Theodora Sturkow-Ryder (August 11, 1876 – August 3, 1958) was an American concert pianist, composer, music critic and piano teacher, based in Chicago.

==Early life==
Theodora Sturkow was born in Philadelphia, Pennsylvania, and raised in Chicago, the daughter of Ferdinand Louis Wilhelm Sturckow and Elizabeth Symington Sturckow. Her father was a baker and an amateur violinist who encouraged her musical interests. Her mother was a writer who used the pseudonym "Elizabeth Creighton". Her sister was actress Elsie Esmond. Frederick Grant Gleason and Regina Watson were among her teachers and mentors.

==Career==
She was a soloist with the Chicago Symphony Orchestra in 1920, when one reviewer admired her as having "the strongest sort of rhythmic sense", adding that "her search for beautiful quality and fineness of interpretation is constant, and she never allows for one moment either harshness or uncertainty to creep into her playing."

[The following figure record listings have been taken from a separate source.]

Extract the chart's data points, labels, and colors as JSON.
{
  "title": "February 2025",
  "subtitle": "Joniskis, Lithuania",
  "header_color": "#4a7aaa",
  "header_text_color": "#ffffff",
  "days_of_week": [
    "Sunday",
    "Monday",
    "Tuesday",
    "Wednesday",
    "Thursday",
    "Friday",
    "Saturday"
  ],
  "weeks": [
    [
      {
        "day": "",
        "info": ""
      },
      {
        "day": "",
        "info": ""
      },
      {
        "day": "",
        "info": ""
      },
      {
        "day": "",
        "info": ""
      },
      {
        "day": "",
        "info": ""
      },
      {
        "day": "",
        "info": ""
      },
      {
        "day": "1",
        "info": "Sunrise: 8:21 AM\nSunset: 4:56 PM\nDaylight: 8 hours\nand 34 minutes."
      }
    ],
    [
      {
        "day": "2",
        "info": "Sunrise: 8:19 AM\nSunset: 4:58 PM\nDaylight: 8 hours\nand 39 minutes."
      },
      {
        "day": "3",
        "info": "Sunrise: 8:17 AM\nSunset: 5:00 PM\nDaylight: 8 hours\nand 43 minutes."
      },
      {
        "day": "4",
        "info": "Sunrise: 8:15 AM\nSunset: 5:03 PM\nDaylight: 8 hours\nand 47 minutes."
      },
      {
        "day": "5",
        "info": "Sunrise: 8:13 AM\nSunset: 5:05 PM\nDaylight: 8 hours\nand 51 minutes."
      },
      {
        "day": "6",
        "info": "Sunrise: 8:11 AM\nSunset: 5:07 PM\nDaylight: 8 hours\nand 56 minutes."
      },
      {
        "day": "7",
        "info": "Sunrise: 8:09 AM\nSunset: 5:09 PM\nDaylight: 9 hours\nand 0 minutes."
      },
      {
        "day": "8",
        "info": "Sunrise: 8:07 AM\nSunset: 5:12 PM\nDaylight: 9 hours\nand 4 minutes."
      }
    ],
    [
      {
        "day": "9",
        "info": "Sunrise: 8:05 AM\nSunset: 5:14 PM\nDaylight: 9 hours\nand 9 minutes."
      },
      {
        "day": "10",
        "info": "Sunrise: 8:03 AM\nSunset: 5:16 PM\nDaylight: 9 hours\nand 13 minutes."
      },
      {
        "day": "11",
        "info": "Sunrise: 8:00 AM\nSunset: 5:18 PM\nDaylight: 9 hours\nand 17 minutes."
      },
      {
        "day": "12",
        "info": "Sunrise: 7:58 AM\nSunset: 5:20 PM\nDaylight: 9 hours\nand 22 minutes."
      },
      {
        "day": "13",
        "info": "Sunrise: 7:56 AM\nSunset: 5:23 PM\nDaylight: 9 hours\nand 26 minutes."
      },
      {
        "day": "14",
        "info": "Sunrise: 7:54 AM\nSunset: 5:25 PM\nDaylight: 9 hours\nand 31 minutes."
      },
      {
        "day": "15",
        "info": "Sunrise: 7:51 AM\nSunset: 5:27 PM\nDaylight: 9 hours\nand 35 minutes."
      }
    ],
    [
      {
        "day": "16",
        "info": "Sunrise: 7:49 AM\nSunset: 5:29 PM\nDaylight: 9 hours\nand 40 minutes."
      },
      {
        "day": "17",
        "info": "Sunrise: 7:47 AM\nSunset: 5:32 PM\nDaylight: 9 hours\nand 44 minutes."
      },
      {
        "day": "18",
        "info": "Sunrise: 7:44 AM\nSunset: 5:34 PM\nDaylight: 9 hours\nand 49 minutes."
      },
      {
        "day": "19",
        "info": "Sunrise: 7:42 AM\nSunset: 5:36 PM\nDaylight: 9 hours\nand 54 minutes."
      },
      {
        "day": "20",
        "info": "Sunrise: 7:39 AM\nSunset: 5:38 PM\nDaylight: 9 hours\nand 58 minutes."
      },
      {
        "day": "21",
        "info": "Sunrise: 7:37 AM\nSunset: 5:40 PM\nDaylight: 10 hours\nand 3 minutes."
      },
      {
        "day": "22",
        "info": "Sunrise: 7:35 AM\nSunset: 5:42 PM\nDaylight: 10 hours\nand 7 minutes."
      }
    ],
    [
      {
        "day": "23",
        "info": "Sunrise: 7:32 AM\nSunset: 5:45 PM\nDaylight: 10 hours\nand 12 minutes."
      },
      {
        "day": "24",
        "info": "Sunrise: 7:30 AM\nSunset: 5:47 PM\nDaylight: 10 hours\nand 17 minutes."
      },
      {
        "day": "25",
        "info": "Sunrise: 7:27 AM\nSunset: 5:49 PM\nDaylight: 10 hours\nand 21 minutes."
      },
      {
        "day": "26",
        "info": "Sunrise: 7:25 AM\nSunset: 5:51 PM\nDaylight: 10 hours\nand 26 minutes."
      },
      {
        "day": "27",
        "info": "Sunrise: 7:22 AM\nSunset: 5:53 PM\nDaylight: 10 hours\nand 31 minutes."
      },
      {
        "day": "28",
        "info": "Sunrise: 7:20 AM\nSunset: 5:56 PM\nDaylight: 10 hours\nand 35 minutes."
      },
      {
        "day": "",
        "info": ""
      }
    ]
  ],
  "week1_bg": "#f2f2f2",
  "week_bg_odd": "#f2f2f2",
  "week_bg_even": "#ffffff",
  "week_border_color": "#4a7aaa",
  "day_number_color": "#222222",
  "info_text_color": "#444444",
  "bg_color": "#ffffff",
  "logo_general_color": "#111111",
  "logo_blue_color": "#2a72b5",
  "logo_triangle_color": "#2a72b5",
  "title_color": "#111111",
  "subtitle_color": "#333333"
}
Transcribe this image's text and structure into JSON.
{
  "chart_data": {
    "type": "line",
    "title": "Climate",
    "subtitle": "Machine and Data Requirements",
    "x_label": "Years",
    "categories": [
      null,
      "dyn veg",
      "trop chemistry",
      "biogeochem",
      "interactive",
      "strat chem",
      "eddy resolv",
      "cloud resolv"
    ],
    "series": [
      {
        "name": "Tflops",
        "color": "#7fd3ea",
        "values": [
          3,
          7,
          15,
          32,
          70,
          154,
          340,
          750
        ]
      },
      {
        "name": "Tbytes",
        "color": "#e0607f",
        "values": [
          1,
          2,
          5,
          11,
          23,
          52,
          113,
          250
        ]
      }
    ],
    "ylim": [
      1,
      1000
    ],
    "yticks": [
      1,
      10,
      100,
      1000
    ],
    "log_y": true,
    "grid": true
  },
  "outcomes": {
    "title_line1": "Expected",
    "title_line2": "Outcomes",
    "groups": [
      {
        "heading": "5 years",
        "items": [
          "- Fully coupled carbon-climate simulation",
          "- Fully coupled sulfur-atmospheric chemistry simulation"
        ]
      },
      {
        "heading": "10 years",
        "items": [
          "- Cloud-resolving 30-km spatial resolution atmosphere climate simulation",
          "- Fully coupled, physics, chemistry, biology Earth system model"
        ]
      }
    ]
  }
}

She was a music critic for the Pittsburgh Dispatch newspaper, toured as a concert pianist, and taught at the American Academy of Music in Chicago. She was a member of the National Guild of Piano Teachers, the National League of American Pen Women, the Chicago Woman's Musical Club, and the San Francisco Musical Club. Her performing schedule was busy enough to involve flying between cities in 1922, still a novelty at the time. Later in her career, she represented a radio manufacturer, giving concerts and demonstrations and promoting radio as a tool for music education. From 1912 onwards, she was a pioneer in recording hand-played player piano rolls, and her playing is preserved on many hundreds of these rolls, recorded for the QRS, Ampico, and Aeolian companies.

Works composed by Sturkow-Ryder included The Great Lakes and From the Family Album (both symphonic suites), songs for piano and voice, and "twelve dances for violin and piano". She also co-wrote the music for a musical farce, Stockyards Sally (1922). She may have used the androgynous pseudonym "Dorian Welch" on some compositions and piano rolls. In 1935 she attended the American Women Composers' Conference in Chautauqua, New York.

==Personal life==
Theodora Sturkow married twice. Her first husband was Benjamin Hudson Ryder, an electrical engineer from Pittsburgh; they married in 1906 and he died in 1925. Her second husband was Frank J. Snite. Theodora Sturkow-Ryder Snite died in 1958, aged 82 years, in Oakland, California. Sturkow-Ryder's papers are archived in the Newberry Library.